Written by Paul Bryant, Chris Crow, and Michael Jibson
Directed by Chris Crow
Review by David Pitt
True story: in 1801, two lighthouse keepers were stranded on a small rocky island in The Smalls, a collection of similarly small and rocky islands off the coast of Wales. A terrible and seemingly never-ending storm left the two men, Thomas Griffiths and Thomas Howell, essentially trapped in their lighthouse quarters for several weeks, until Griffiths died. Fearing he would be accused of murder, Howell kept the body inside the lighthouse with him, until the body began to decompose. He then put the body into a makeshift coffin and attached that to the outside of the lighthouse. In the storm, the coffin slammed once too many times against the lighthouse, and Griffiths’ hand slipped out. At some point after that – presumably because you can only listen to the sound of a dead man’s hand knocking on your window so many times – Howell began his descent into insanity.
The Lighthouse is a wonderful dramatization of the ordeal. Mark Lewis Jones plays Griffiths, a lighthouse keeper like his father and grandfather before him, a crusty, no-nonsense, rather intimidating fellow; Michael Jibson, who also co-wrote the script, is Howell, younger and less experienced, a spiritual man who believes everything that happens is God’s will.
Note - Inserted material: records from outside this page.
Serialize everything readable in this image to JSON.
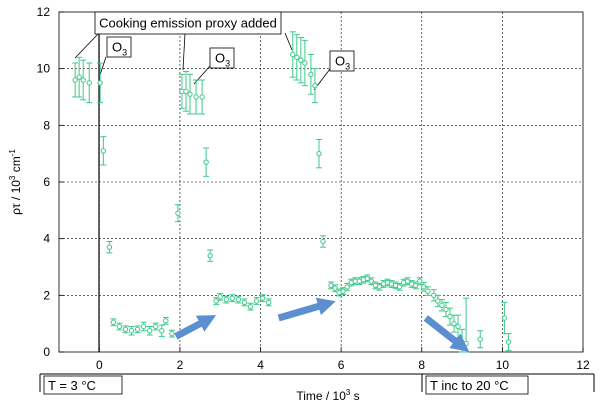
{
  "chart_data": {
    "type": "scatter",
    "title": "",
    "xlabel": "Time / 10",
    "xlabel_sup": "3",
    "xlabel_unit": " s",
    "ylabel": "ρτ / 10",
    "ylabel_sup": "3",
    "ylabel_unit": " cm",
    "ylabel_sup2": "-1",
    "xlim": [
      -1,
      12
    ],
    "ylim": [
      0,
      12
    ],
    "x_ticks": [
      0,
      2,
      4,
      6,
      8,
      10,
      12
    ],
    "y_ticks": [
      0,
      2,
      4,
      6,
      8,
      10,
      12
    ],
    "grid": true,
    "marker_color": "#3cc98a",
    "arrow_color": "#5b8fd0",
    "series": [
      {
        "points": [
          {
            "x": -0.6,
            "y": 9.6,
            "err": 0.6
          },
          {
            "x": -0.5,
            "y": 9.7,
            "err": 0.7
          },
          {
            "x": -0.4,
            "y": 9.6,
            "err": 0.7
          },
          {
            "x": -0.25,
            "y": 9.5,
            "err": 0.7
          },
          {
            "x": 0.02,
            "y": 9.5,
            "err": 0.7
          },
          {
            "x": 0.1,
            "y": 7.1,
            "err": 0.5
          },
          {
            "x": 0.25,
            "y": 3.7,
            "err": 0.2
          },
          {
            "x": 0.35,
            "y": 1.05,
            "err": 0.12
          },
          {
            "x": 0.5,
            "y": 0.9,
            "err": 0.12
          },
          {
            "x": 0.65,
            "y": 0.8,
            "err": 0.12
          },
          {
            "x": 0.8,
            "y": 0.75,
            "err": 0.15
          },
          {
            "x": 0.95,
            "y": 0.8,
            "err": 0.12
          },
          {
            "x": 1.1,
            "y": 0.9,
            "err": 0.15
          },
          {
            "x": 1.25,
            "y": 0.75,
            "err": 0.15
          },
          {
            "x": 1.4,
            "y": 0.9,
            "err": 0.12
          },
          {
            "x": 1.55,
            "y": 0.75,
            "err": 0.2
          },
          {
            "x": 1.65,
            "y": 1.1,
            "err": 0.12
          },
          {
            "x": 1.8,
            "y": 0.65,
            "err": 0.12
          },
          {
            "x": 1.95,
            "y": 4.9,
            "err": 0.3
          },
          {
            "x": 2.05,
            "y": 9.2,
            "err": 0.6
          },
          {
            "x": 2.15,
            "y": 9.2,
            "err": 0.7
          },
          {
            "x": 2.25,
            "y": 9.1,
            "err": 0.7
          },
          {
            "x": 2.4,
            "y": 9.0,
            "err": 0.6
          },
          {
            "x": 2.55,
            "y": 9.0,
            "err": 0.6
          },
          {
            "x": 2.65,
            "y": 6.7,
            "err": 0.5
          },
          {
            "x": 2.75,
            "y": 3.4,
            "err": 0.2
          },
          {
            "x": 2.9,
            "y": 1.8,
            "err": 0.12
          },
          {
            "x": 3.0,
            "y": 1.95,
            "err": 0.12
          },
          {
            "x": 3.15,
            "y": 1.85,
            "err": 0.12
          },
          {
            "x": 3.3,
            "y": 1.9,
            "err": 0.12
          },
          {
            "x": 3.45,
            "y": 1.85,
            "err": 0.12
          },
          {
            "x": 3.6,
            "y": 1.75,
            "err": 0.12
          },
          {
            "x": 3.75,
            "y": 1.6,
            "err": 0.12
          },
          {
            "x": 3.9,
            "y": 1.8,
            "err": 0.12
          },
          {
            "x": 4.05,
            "y": 1.9,
            "err": 0.12
          },
          {
            "x": 4.2,
            "y": 1.75,
            "err": 0.12
          },
          {
            "x": 4.8,
            "y": 10.5,
            "err": 0.8
          },
          {
            "x": 4.9,
            "y": 10.4,
            "err": 0.8
          },
          {
            "x": 5.0,
            "y": 10.3,
            "err": 0.8
          },
          {
            "x": 5.1,
            "y": 10.2,
            "err": 0.8
          },
          {
            "x": 5.25,
            "y": 9.8,
            "err": 0.7
          },
          {
            "x": 5.35,
            "y": 9.4,
            "err": 0.6
          },
          {
            "x": 5.45,
            "y": 7.0,
            "err": 0.5
          },
          {
            "x": 5.55,
            "y": 3.9,
            "err": 0.2
          },
          {
            "x": 5.75,
            "y": 2.35,
            "err": 0.12
          },
          {
            "x": 5.85,
            "y": 2.25,
            "err": 0.12
          },
          {
            "x": 5.95,
            "y": 2.1,
            "err": 0.12
          },
          {
            "x": 6.05,
            "y": 2.15,
            "err": 0.12
          },
          {
            "x": 6.15,
            "y": 2.3,
            "err": 0.12
          },
          {
            "x": 6.25,
            "y": 2.45,
            "err": 0.12
          },
          {
            "x": 6.35,
            "y": 2.5,
            "err": 0.12
          },
          {
            "x": 6.45,
            "y": 2.5,
            "err": 0.12
          },
          {
            "x": 6.55,
            "y": 2.55,
            "err": 0.12
          },
          {
            "x": 6.65,
            "y": 2.6,
            "err": 0.12
          },
          {
            "x": 6.75,
            "y": 2.5,
            "err": 0.12
          },
          {
            "x": 6.85,
            "y": 2.35,
            "err": 0.12
          },
          {
            "x": 6.95,
            "y": 2.3,
            "err": 0.12
          },
          {
            "x": 7.05,
            "y": 2.4,
            "err": 0.12
          },
          {
            "x": 7.15,
            "y": 2.45,
            "err": 0.12
          },
          {
            "x": 7.25,
            "y": 2.4,
            "err": 0.12
          },
          {
            "x": 7.35,
            "y": 2.35,
            "err": 0.12
          },
          {
            "x": 7.45,
            "y": 2.3,
            "err": 0.12
          },
          {
            "x": 7.55,
            "y": 2.45,
            "err": 0.12
          },
          {
            "x": 7.65,
            "y": 2.5,
            "err": 0.12
          },
          {
            "x": 7.75,
            "y": 2.4,
            "err": 0.12
          },
          {
            "x": 7.85,
            "y": 2.35,
            "err": 0.12
          },
          {
            "x": 7.95,
            "y": 2.5,
            "err": 0.12
          },
          {
            "x": 8.05,
            "y": 2.3,
            "err": 0.15
          },
          {
            "x": 8.15,
            "y": 2.15,
            "err": 0.15
          },
          {
            "x": 8.3,
            "y": 2.0,
            "err": 0.2
          },
          {
            "x": 8.4,
            "y": 1.8,
            "err": 0.2
          },
          {
            "x": 8.5,
            "y": 1.65,
            "err": 0.2
          },
          {
            "x": 8.6,
            "y": 1.5,
            "err": 0.25
          },
          {
            "x": 8.7,
            "y": 1.25,
            "err": 0.3
          },
          {
            "x": 8.8,
            "y": 1.0,
            "err": 0.3
          },
          {
            "x": 8.9,
            "y": 0.9,
            "err": 0.4
          },
          {
            "x": 9.0,
            "y": 0.3,
            "err": 0.5
          },
          {
            "x": 9.1,
            "y": 0.3,
            "err": 1.6
          },
          {
            "x": 9.45,
            "y": 0.45,
            "err": 0.3
          },
          {
            "x": 10.05,
            "y": 1.2,
            "err": 0.55
          },
          {
            "x": 10.15,
            "y": 0.35,
            "err": 0.3
          }
        ]
      }
    ],
    "annotations": {
      "cooking": "Cooking emission proxy added",
      "o3_label": "O",
      "o3_sub": "3",
      "cold_label": "T = 3 °C",
      "warm_label": "T inc to 20 °C"
    }
  }
}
The movie takes its time establishing the relationship between the two men, which starts off as coldly cordial and evolves into something more than a working relationship but less then a friendship. It’s not the ideal situation to find common ground with someone who is in most ways utterly unlike you, being cooped up in a small room with a storm raging outside, but they find a level of peace and cooperation. And then Griffiths dies.
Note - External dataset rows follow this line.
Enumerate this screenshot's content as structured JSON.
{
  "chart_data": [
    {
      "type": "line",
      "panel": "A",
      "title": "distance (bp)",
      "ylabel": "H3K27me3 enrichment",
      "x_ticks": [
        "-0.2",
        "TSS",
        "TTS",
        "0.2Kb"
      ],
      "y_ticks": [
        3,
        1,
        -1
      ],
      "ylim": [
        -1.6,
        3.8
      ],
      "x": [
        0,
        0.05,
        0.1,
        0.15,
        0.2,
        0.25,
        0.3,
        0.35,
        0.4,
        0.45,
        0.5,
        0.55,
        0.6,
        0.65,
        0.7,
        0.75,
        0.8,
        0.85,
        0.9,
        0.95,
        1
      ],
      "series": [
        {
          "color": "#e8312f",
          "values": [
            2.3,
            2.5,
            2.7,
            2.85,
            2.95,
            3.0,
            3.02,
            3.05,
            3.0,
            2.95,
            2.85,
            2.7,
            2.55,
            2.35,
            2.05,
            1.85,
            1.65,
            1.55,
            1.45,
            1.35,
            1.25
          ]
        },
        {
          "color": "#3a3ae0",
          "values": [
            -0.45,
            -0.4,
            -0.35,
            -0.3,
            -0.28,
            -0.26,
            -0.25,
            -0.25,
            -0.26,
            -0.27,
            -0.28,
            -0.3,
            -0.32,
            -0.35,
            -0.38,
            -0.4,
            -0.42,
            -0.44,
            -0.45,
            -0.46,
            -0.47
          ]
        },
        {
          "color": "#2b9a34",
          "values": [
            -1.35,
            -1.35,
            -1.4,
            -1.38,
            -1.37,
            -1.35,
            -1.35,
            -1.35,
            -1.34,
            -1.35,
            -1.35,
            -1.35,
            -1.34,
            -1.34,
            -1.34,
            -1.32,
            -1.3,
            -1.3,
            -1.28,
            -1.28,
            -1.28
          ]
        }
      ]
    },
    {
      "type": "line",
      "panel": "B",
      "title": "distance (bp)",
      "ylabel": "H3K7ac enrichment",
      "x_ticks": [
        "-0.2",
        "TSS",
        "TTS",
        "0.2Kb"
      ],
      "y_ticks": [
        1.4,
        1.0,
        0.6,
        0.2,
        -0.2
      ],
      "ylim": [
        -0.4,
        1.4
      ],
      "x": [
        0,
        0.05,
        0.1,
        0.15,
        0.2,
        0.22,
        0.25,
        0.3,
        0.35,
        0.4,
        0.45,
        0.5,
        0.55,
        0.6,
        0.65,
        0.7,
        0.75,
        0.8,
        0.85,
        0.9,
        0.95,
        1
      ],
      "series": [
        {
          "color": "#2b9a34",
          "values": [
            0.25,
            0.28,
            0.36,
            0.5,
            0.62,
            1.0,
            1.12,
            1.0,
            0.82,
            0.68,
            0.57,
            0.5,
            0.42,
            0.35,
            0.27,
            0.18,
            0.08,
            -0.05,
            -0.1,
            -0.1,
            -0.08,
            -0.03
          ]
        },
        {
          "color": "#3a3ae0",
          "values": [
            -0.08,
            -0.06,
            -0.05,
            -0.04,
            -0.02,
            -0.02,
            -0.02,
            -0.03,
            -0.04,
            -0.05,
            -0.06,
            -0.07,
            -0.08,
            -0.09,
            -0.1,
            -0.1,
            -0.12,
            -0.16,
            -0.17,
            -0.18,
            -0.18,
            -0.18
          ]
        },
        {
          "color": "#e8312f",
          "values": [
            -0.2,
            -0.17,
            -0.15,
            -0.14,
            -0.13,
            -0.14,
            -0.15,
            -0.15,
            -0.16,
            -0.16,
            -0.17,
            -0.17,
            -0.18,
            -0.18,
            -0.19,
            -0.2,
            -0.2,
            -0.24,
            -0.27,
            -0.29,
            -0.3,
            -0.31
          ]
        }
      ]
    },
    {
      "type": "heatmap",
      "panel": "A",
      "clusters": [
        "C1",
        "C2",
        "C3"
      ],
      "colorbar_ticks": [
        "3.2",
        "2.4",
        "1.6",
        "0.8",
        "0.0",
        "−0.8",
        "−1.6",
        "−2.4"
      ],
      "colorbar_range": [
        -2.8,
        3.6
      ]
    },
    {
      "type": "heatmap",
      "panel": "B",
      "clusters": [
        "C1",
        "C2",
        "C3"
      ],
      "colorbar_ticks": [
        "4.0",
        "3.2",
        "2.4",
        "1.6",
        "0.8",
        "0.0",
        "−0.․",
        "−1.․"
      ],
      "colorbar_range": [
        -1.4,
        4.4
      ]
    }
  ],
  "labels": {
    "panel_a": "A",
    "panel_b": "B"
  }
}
Whether Griffiths really died the way the movie says he did, or the way other commentators on the Smalls Island tragedy have suggested, doesn’t matter. What matters is this: Howell is on his own now, cut off from the entirety of the world, with the constant noises of the storm now punctuated by the relentless pounding of Griffiths’ coffin, suspended by a strong rope, slamming against the side of the lighthouse, and if you don’t think all of that might drive a good man insane, well, we’ll have to agree to disagree.
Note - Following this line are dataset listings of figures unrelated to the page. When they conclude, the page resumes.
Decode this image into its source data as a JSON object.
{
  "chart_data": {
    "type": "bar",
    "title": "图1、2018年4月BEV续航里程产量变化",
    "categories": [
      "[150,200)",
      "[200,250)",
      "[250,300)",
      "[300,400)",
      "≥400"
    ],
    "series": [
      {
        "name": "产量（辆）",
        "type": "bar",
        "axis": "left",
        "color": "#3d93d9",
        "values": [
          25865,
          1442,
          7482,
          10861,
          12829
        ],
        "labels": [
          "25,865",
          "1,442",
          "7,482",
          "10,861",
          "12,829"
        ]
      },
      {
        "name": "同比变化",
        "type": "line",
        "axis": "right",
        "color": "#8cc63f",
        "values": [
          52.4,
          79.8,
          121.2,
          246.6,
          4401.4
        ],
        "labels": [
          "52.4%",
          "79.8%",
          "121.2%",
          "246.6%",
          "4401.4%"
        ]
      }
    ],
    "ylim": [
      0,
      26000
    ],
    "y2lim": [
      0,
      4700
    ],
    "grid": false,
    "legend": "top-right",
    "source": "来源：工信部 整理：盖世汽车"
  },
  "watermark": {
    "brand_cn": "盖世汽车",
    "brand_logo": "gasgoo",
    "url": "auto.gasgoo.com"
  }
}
This is a great-looking movie. The set design is exquisite: the lighthouse quarters are tiny, dimly-lit, claustrophobic. The storm effects are beautifully executed. The costumes, the props – everything looks well-used and unlike something somebody made for a movie. The performances are remarkable, too, rich in nuance (you have to pay attention to the body language in this movie) and, when the moment calls for it, downright operatic.
I know Jones and Jibson are the stars of the movie – for most of its running time, they’re the only two people in it – but what stands out more than anything is the sound design. It’s splendid. A work of art. The sounds of the wooden furniture; the noises Griffiths makes when he eats; the particular thunk a bottle makes when Jibson slams it down on a table. The storm, as much a character in the movie as the lighthouse keepers, raging and then subsiding and then raging again. And the knock-knock-knock of poor, dead Griffiths’ hand on the window.
This isn’t a ghost story. It’s not what you might call a traditional horror story. But it’s atmospheric, and then spooky, and then frightening, and then terrifying. It’s about the horror of isolation, of being trapped with no avenue of escape, and for some of us that’s the worst horror of all.